Gustav Paulay, curator of invertebrate zoology at the Florida Museum of Natural History, explains the Moorea Island Biocode Project and discusses its importance. The project is the first and most comprehensive scientific effort to identify, photograph and collect DNA from every visible organism in one particular location.
Interview and videos produced by Ricky Telg for Explore Research at the University of Florida
Transcript
Gustav Paulay: The Moorea Biocode Project is a three-year, now four-year program to explore and document the life of an island. Moorea is an island 17 kilometers from Tahiti in French Polynesia and it’s about 15 kilometers across and we aim to collect and document every species that lives on the island that’s not microbial, meaning that you can basically see it with your naked eye.
The project includes overviews of every major group of organisms like that, so plants and fungi and insects and fishes and marine invertebrates and so forth, and out of all of these different sub-projects my lab is heading up the marine vertebrate project which involves documenting all of the marine life that’s not fishes or algae on the island.
For each species that we collect we get photographs and also DNA sequences from tissues taken from that organism. We will bring people who specialize on particular groups to the island so that they would help us both collect it and identify what we are getting and also employ a lot of help in the form of technicians and students to mass sample the biota.
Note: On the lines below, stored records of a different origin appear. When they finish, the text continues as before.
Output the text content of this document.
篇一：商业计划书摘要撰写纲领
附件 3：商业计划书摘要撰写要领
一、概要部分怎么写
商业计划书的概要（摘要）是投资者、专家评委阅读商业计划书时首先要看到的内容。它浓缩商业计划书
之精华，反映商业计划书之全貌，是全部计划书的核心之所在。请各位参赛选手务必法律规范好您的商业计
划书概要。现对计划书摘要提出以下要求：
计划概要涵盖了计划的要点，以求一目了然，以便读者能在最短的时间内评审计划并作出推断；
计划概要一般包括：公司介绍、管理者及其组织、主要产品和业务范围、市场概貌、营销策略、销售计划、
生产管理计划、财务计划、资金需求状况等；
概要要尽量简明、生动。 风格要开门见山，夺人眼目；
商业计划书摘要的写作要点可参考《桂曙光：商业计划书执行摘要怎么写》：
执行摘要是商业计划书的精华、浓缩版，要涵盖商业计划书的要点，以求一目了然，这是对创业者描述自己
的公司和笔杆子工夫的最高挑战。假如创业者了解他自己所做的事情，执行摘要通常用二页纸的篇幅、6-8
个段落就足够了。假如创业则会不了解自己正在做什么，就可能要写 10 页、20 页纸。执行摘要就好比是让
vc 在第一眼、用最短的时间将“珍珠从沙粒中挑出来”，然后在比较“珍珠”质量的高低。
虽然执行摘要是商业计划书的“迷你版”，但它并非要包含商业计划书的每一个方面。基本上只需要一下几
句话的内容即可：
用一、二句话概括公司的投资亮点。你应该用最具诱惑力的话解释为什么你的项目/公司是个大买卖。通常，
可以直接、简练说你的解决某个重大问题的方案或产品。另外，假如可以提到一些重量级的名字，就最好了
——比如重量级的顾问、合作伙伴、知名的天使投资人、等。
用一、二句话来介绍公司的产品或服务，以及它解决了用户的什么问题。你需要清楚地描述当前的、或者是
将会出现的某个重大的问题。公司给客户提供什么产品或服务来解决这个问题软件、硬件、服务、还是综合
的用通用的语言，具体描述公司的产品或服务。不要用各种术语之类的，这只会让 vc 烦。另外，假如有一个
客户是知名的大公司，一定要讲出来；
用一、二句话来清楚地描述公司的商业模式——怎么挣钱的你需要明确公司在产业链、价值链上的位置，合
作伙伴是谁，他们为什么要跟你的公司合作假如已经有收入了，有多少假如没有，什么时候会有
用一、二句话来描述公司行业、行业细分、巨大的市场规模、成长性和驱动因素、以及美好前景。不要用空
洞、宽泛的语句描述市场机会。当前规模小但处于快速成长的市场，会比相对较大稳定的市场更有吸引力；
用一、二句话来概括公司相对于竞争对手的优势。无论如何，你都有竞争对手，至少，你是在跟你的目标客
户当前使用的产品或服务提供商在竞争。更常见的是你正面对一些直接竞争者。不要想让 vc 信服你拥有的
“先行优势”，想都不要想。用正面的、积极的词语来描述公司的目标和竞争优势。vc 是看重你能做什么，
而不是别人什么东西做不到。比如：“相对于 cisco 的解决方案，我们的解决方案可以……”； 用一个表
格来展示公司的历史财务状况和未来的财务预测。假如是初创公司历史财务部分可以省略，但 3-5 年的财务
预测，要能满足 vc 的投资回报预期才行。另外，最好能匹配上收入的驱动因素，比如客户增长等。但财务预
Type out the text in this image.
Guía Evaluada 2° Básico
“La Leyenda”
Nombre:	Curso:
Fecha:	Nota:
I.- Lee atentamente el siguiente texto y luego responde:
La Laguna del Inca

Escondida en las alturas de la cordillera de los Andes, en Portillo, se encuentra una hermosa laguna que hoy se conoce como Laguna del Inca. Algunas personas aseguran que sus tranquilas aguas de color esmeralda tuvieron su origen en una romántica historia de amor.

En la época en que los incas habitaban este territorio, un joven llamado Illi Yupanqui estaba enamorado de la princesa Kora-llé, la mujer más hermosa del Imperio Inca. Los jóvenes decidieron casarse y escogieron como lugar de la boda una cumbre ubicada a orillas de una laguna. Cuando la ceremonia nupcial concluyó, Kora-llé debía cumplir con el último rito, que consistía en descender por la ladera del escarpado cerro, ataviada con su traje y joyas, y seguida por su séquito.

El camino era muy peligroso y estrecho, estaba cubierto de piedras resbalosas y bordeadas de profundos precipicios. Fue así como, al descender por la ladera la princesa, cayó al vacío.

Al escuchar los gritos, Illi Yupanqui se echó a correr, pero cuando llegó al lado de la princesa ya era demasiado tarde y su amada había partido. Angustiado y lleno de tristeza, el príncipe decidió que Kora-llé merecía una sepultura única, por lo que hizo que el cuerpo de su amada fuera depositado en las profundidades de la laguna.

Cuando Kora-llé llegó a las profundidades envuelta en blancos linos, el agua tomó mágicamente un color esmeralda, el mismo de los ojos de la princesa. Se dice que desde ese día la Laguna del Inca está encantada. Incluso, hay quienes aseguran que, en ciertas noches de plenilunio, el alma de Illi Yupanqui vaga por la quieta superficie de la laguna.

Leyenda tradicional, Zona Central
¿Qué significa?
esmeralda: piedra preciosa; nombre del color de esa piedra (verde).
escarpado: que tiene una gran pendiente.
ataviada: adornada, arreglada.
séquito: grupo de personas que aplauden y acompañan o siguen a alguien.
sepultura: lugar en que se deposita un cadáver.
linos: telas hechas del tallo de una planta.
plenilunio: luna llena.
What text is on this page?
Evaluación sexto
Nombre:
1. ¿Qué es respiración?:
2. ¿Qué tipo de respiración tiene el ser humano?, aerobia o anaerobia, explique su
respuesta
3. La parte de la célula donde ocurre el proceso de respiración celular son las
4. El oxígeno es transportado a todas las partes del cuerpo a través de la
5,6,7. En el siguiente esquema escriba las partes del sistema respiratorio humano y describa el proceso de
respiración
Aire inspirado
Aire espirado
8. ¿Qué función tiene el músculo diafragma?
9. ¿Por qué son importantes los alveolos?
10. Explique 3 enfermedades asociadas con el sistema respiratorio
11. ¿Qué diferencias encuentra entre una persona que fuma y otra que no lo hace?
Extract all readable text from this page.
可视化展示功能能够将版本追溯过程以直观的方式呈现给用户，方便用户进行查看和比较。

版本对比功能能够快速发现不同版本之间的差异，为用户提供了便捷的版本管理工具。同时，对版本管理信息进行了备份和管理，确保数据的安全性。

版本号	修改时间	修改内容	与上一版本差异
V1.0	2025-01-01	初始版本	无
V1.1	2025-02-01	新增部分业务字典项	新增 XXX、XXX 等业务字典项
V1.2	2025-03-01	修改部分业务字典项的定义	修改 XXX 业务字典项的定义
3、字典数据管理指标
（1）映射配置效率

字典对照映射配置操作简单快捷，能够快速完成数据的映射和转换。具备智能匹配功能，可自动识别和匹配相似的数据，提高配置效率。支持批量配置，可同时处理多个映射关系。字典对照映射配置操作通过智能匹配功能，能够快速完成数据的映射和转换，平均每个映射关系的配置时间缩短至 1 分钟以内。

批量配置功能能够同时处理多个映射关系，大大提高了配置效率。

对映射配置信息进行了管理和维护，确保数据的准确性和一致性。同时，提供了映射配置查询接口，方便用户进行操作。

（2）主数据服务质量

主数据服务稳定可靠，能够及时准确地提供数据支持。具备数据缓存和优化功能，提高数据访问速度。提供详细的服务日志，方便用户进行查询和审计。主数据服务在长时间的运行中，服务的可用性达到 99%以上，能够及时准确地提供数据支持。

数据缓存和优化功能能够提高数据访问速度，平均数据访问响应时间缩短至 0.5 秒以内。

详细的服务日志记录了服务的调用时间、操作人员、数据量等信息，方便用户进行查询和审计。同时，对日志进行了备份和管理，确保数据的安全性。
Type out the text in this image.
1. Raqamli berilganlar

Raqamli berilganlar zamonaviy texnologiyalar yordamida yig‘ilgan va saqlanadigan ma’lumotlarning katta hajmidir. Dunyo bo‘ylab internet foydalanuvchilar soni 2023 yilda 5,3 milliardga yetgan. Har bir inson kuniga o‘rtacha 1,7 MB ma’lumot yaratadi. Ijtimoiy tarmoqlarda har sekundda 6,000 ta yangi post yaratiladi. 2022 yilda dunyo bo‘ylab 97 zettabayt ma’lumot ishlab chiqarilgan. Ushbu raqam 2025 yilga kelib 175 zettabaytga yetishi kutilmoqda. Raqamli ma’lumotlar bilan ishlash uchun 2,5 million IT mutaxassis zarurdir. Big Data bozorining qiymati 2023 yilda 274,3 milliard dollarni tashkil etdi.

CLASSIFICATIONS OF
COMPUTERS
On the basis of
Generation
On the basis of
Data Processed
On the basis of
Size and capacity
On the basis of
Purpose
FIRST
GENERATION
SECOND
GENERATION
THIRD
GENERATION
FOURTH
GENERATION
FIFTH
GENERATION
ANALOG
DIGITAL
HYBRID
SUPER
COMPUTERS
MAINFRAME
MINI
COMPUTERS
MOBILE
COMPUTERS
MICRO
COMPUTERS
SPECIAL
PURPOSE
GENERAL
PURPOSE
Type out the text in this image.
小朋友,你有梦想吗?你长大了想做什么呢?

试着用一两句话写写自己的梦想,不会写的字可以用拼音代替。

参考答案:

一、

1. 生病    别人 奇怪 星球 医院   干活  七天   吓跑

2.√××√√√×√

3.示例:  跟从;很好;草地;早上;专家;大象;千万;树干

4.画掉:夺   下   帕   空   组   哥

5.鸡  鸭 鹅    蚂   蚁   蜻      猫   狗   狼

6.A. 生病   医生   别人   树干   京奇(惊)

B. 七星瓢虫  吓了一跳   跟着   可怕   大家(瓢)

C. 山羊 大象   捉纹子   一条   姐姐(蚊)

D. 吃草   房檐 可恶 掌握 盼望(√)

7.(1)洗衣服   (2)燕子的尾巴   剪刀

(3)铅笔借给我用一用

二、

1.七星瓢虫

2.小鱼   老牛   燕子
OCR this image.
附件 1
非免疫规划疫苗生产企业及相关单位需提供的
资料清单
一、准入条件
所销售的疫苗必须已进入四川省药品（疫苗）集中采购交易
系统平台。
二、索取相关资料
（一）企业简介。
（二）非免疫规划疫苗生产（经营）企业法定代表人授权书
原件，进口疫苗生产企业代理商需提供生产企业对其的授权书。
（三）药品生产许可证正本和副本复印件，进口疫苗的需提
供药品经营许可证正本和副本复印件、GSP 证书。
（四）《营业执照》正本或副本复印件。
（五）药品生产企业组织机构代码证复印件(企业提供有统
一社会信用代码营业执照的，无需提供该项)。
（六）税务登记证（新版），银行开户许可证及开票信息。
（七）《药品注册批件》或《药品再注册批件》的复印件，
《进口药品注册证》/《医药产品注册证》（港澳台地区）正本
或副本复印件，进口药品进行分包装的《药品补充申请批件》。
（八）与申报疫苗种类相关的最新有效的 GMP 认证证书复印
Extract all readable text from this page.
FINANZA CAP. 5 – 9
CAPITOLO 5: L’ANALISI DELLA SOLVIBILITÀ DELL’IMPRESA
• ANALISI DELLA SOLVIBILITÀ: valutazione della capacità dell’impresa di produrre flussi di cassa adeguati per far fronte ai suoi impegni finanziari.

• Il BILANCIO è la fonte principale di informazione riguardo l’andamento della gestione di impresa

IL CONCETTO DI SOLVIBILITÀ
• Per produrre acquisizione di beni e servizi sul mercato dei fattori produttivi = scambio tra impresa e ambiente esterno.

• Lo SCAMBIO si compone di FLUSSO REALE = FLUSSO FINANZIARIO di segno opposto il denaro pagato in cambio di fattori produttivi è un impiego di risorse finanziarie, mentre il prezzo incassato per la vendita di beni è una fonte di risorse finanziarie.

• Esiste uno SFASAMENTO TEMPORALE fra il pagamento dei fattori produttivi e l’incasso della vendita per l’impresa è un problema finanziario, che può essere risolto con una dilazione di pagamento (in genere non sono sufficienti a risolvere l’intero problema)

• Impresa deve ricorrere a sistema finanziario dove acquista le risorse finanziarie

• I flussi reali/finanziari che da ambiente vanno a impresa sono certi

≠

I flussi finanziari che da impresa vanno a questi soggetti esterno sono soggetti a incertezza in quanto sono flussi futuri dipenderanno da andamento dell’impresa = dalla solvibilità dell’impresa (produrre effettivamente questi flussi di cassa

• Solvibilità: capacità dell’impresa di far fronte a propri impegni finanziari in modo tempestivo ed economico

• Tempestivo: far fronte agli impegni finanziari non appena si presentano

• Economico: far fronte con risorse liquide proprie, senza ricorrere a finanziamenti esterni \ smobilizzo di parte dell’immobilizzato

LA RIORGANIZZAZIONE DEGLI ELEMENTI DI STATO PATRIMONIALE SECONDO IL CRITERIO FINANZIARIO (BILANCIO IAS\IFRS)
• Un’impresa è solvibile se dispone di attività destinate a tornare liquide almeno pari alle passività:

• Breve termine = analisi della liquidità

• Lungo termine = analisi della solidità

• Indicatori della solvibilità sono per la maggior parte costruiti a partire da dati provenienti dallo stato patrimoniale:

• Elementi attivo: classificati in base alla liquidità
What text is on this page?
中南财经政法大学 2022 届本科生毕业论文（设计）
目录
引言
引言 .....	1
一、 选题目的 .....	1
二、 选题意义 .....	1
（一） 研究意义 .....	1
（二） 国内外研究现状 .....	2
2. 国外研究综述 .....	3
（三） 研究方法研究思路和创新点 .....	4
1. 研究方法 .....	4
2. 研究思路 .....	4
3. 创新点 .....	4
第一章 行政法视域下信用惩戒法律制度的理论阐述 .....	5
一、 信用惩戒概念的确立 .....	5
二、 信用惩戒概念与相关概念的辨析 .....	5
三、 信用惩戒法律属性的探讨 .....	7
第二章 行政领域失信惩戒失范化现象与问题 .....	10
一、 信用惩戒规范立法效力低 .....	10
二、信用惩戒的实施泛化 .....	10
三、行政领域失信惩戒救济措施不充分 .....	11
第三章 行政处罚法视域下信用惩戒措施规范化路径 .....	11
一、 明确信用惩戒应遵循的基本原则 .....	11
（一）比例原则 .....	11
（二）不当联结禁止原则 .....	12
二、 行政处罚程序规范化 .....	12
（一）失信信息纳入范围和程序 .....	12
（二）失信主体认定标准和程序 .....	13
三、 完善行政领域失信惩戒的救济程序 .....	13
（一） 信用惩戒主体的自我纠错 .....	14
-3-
We promise to get everything but of course you never can, I mean biodiversity is both too rich in tropical areas like this and challenging to find. There are numerous other projects that are similar but Moorea is the first and the largest in scope of a project that focuses on one place and is really trying to get everything and is really trying to do the DNA of everything as well.
The objective of the project is partly to document what’s there and make that information available through pictures, but also in terms of DNA sequence data. Which means that down the road anybody who’s interested in identifying an organism can either do it through sequencing or if they’re studying things like larvae or the food of other organisms, they can identify even partial remains with DNA sequence data to the species that they came from. So it will really empower ecologists and resource managers to really characterize this incredibly rich biota through molecular means that has heretofore not been possible.